Saturday, 2 February 2019

Let's Brew - 1939 Whitbread Extra Stout

Like Barclay Perkins, Whitbread produced quite an array of Stouts. Extra Stout, judging by its name and strength, was designed to compete with Guinness. I’m also pretty sure that this was the Stout they exported to Belgium.

I say pretty sure. Replace that with totally sure. I remembered that I have photos detailing Whitbread’s Belgian trade. They exported three beers: Pale Ale, Extra Stout and – here’s the surprise – Double Brown.

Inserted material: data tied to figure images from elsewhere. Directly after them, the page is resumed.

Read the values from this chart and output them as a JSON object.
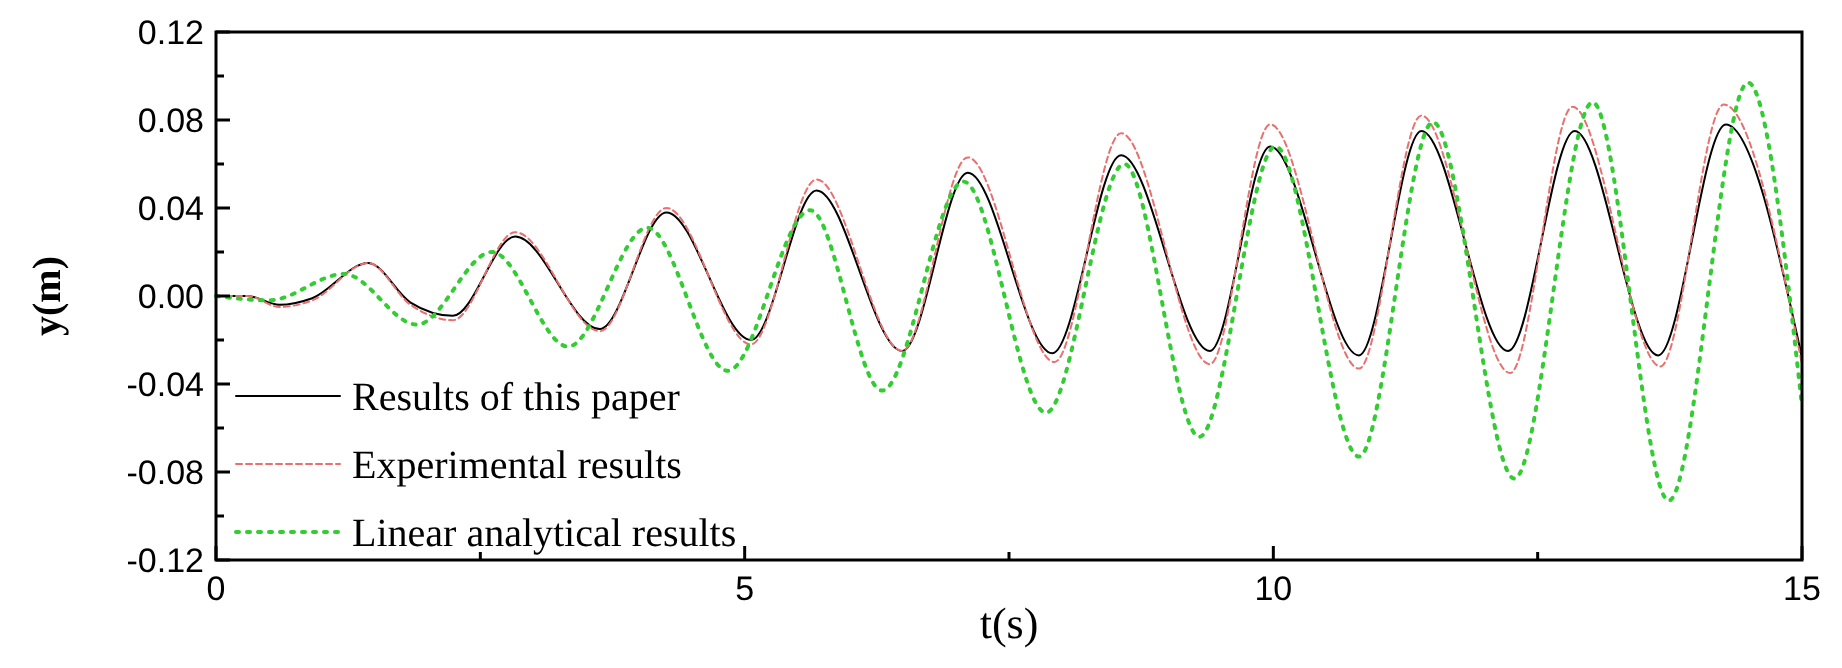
{
  "chart_data": {
    "type": "line",
    "xlabel": "t(s)",
    "ylabel": "y(m)",
    "xlim": [
      0,
      15
    ],
    "ylim": [
      -0.12,
      0.12
    ],
    "xticks": [
      0,
      {
        "value": 2.5,
        "label": null
      },
      5,
      {
        "value": 7.5,
        "label": null
      },
      10,
      {
        "value": 12.5,
        "label": null
      },
      15
    ],
    "yticks": [
      -0.12,
      {
        "value": -0.1,
        "label": null
      },
      -0.08,
      {
        "value": -0.06,
        "label": null
      },
      -0.04,
      {
        "value": -0.02,
        "label": null
      },
      {
        "value": 0,
        "label": "0.00"
      },
      {
        "value": 0.02,
        "label": null
      },
      0.04,
      {
        "value": 0.06,
        "label": null
      },
      0.08,
      {
        "value": 0.1,
        "label": null
      },
      0.12
    ],
    "grid": false,
    "legend": "bottom left",
    "series": [
      {
        "name": "Results of this paper",
        "color": "#000000",
        "line_style": "solid",
        "x": [
          0,
          0.3,
          0.6,
          0.91,
          1.44,
          1.84,
          2.24,
          2.83,
          3.63,
          4.26,
          5.06,
          5.68,
          6.49,
          7.11,
          7.91,
          8.56,
          9.4,
          9.97,
          10.81,
          11.4,
          12.22,
          12.85,
          13.64,
          14.28,
          15
        ],
        "values": [
          0,
          0,
          -0.004,
          -0.001,
          0.015,
          -0.003,
          -0.009,
          0.027,
          -0.015,
          0.038,
          -0.02,
          0.048,
          -0.025,
          0.056,
          -0.026,
          0.064,
          -0.025,
          0.068,
          -0.027,
          0.075,
          -0.025,
          0.075,
          -0.027,
          0.078,
          -0.028
        ]
      },
      {
        "name": "Experimental results",
        "color": "#e8706f",
        "line_style": "dashed",
        "x": [
          0,
          0.3,
          0.6,
          0.91,
          1.44,
          1.84,
          2.24,
          2.83,
          3.63,
          4.26,
          5.06,
          5.68,
          6.49,
          7.11,
          7.93,
          8.56,
          9.4,
          9.97,
          10.81,
          11.4,
          12.24,
          12.83,
          13.66,
          14.26,
          15
        ],
        "values": [
          0,
          0,
          -0.005,
          -0.002,
          0.015,
          -0.004,
          -0.011,
          0.029,
          -0.016,
          0.04,
          -0.022,
          0.053,
          -0.025,
          0.063,
          -0.03,
          0.074,
          -0.031,
          0.078,
          -0.033,
          0.082,
          -0.035,
          0.086,
          -0.032,
          0.087,
          -0.031
        ]
      },
      {
        "name": "Linear analytical results",
        "color": "#33cc33",
        "line_style": "dotted",
        "x": [
          0,
          0.5,
          1.21,
          1.9,
          2.61,
          3.33,
          4.08,
          4.84,
          5.62,
          6.3,
          7.07,
          7.85,
          8.59,
          9.3,
          10.02,
          10.81,
          11.51,
          12.28,
          13.02,
          13.74,
          14.49,
          15
        ],
        "values": [
          0,
          -0.002,
          0.01,
          -0.013,
          0.02,
          -0.023,
          0.031,
          -0.034,
          0.039,
          -0.043,
          0.052,
          -0.053,
          0.06,
          -0.064,
          0.068,
          -0.073,
          0.079,
          -0.083,
          0.088,
          -0.093,
          0.097,
          -0.05
        ]
      }
    ]
  }
}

From the specifications, Whitbread Extra Stout looks very much like it’s intended as a direct competitor to the Guinness beer of the same name. That had a very similar strength. And, despite being a beer often brewed in a foreign country, adhered to the final set of price restrictions from WW I by having an OG around 1050º.

Distinctive features are the short boil time – just 75 minutes – and Polish hops. Looking at historic UK beers you eventually come across every type of hop ever grown in the whole world. But Polish hops are pretty rare.

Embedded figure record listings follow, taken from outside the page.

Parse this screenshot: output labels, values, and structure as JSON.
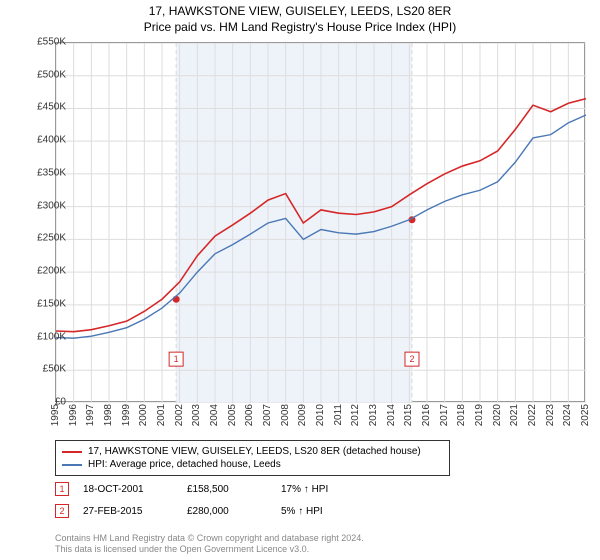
{
  "title": "17, HAWKSTONE VIEW, GUISELEY, LEEDS, LS20 8ER",
  "subtitle": "Price paid vs. HM Land Registry's House Price Index (HPI)",
  "chart": {
    "type": "line",
    "background_color": "#ffffff",
    "grid_color": "#dddddd",
    "axis_color": "#999999",
    "shaded_band_color": "#eef3fa",
    "vline_color": "#d9d9d9",
    "vline_dash": "4,3",
    "title_fontsize": 12,
    "label_fontsize": 10,
    "xlim": [
      1995,
      2025
    ],
    "ylim": [
      0,
      550000
    ],
    "ytick_step": 50000,
    "xtick_step": 1,
    "series": [
      {
        "name": "property",
        "label": "17, HAWKSTONE VIEW, GUISELEY, LEEDS, LS20 8ER (detached house)",
        "color": "#d62728",
        "width": 1.6,
        "points": [
          [
            1995,
            110000
          ],
          [
            1996,
            109000
          ],
          [
            1997,
            112000
          ],
          [
            1998,
            118000
          ],
          [
            1999,
            125000
          ],
          [
            2000,
            140000
          ],
          [
            2001,
            158500
          ],
          [
            2002,
            185000
          ],
          [
            2003,
            225000
          ],
          [
            2004,
            255000
          ],
          [
            2005,
            272000
          ],
          [
            2006,
            290000
          ],
          [
            2007,
            310000
          ],
          [
            2008,
            320000
          ],
          [
            2009,
            275000
          ],
          [
            2010,
            295000
          ],
          [
            2011,
            290000
          ],
          [
            2012,
            288000
          ],
          [
            2013,
            292000
          ],
          [
            2014,
            300000
          ],
          [
            2015,
            318000
          ],
          [
            2016,
            335000
          ],
          [
            2017,
            350000
          ],
          [
            2018,
            362000
          ],
          [
            2019,
            370000
          ],
          [
            2020,
            385000
          ],
          [
            2021,
            418000
          ],
          [
            2022,
            455000
          ],
          [
            2023,
            445000
          ],
          [
            2024,
            458000
          ],
          [
            2025,
            465000
          ]
        ]
      },
      {
        "name": "hpi",
        "label": "HPI: Average price, detached house, Leeds",
        "color": "#4a78b5",
        "width": 1.4,
        "points": [
          [
            1995,
            100000
          ],
          [
            1996,
            99000
          ],
          [
            1997,
            102000
          ],
          [
            1998,
            108000
          ],
          [
            1999,
            115000
          ],
          [
            2000,
            128000
          ],
          [
            2001,
            145000
          ],
          [
            2002,
            168000
          ],
          [
            2003,
            200000
          ],
          [
            2004,
            228000
          ],
          [
            2005,
            242000
          ],
          [
            2006,
            258000
          ],
          [
            2007,
            275000
          ],
          [
            2008,
            282000
          ],
          [
            2009,
            250000
          ],
          [
            2010,
            265000
          ],
          [
            2011,
            260000
          ],
          [
            2012,
            258000
          ],
          [
            2013,
            262000
          ],
          [
            2014,
            270000
          ],
          [
            2015,
            280000
          ],
          [
            2016,
            295000
          ],
          [
            2017,
            308000
          ],
          [
            2018,
            318000
          ],
          [
            2019,
            325000
          ],
          [
            2020,
            338000
          ],
          [
            2021,
            368000
          ],
          [
            2022,
            405000
          ],
          [
            2023,
            410000
          ],
          [
            2024,
            428000
          ],
          [
            2025,
            440000
          ]
        ]
      }
    ],
    "sale_markers": [
      {
        "index": "1",
        "x": 2001.8,
        "y": 158500,
        "color": "#d62728",
        "box_y": 67000
      },
      {
        "index": "2",
        "x": 2015.15,
        "y": 280000,
        "color": "#d62728",
        "box_y": 67000
      }
    ],
    "y_tick_labels": [
      "£0",
      "£50K",
      "£100K",
      "£150K",
      "£200K",
      "£250K",
      "£300K",
      "£350K",
      "£400K",
      "£450K",
      "£500K",
      "£550K"
    ],
    "x_tick_labels": [
      "1995",
      "1996",
      "1997",
      "1998",
      "1999",
      "2000",
      "2001",
      "2002",
      "2003",
      "2004",
      "2005",
      "2006",
      "2007",
      "2008",
      "2009",
      "2010",
      "2011",
      "2012",
      "2013",
      "2014",
      "2015",
      "2016",
      "2017",
      "2018",
      "2019",
      "2020",
      "2021",
      "2022",
      "2023",
      "2024",
      "2025"
    ]
  },
  "sales": [
    {
      "index": "1",
      "date": "18-OCT-2001",
      "price": "£158,500",
      "delta": "17% ↑ HPI",
      "color": "#d62728"
    },
    {
      "index": "2",
      "date": "27-FEB-2015",
      "price": "£280,000",
      "delta": "5% ↑ HPI",
      "color": "#d62728"
    }
  ],
  "attribution_line1": "Contains HM Land Registry data © Crown copyright and database right 2024.",
  "attribution_line2": "This data is licensed under the Open Government Licence v3.0."
}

1939 Whitbread Extra Stout
pale malt 7.50 lb 59.10%
mild malt 1.50 lb 11.82%
brown malt 1.00 lb 7.88%
chocolate malt 1.00 lb 7.88%
flaked oats 0.19 lb 1.50%
No. 3 invert sugar 1.00 lb 7.88%
caramel 1000 SRM 0.50 lb 3.94%
Lublin 75 mins 1.00 oz
Fuggles 75 mins 0.50 oz
Goldings 30 mins 1.50 oz
OG 1055.5
FG 1017
ABV 5.09
Apparent attenuation 69.37%
IBU 32
SRM 48
Mash at 148º F
Sparge at 170º F
Boil time 75 minutes
pitching temp 62º F
Yeast Wyeast 1099 Whitbread Ale

3 comments:

Sean said...

Recommended for Invalids

qq said...

The Polish hops could have turned into German hops by the time this beer went on sale...

Lee Haseley said...

Does the small percentage of oats mean the usual?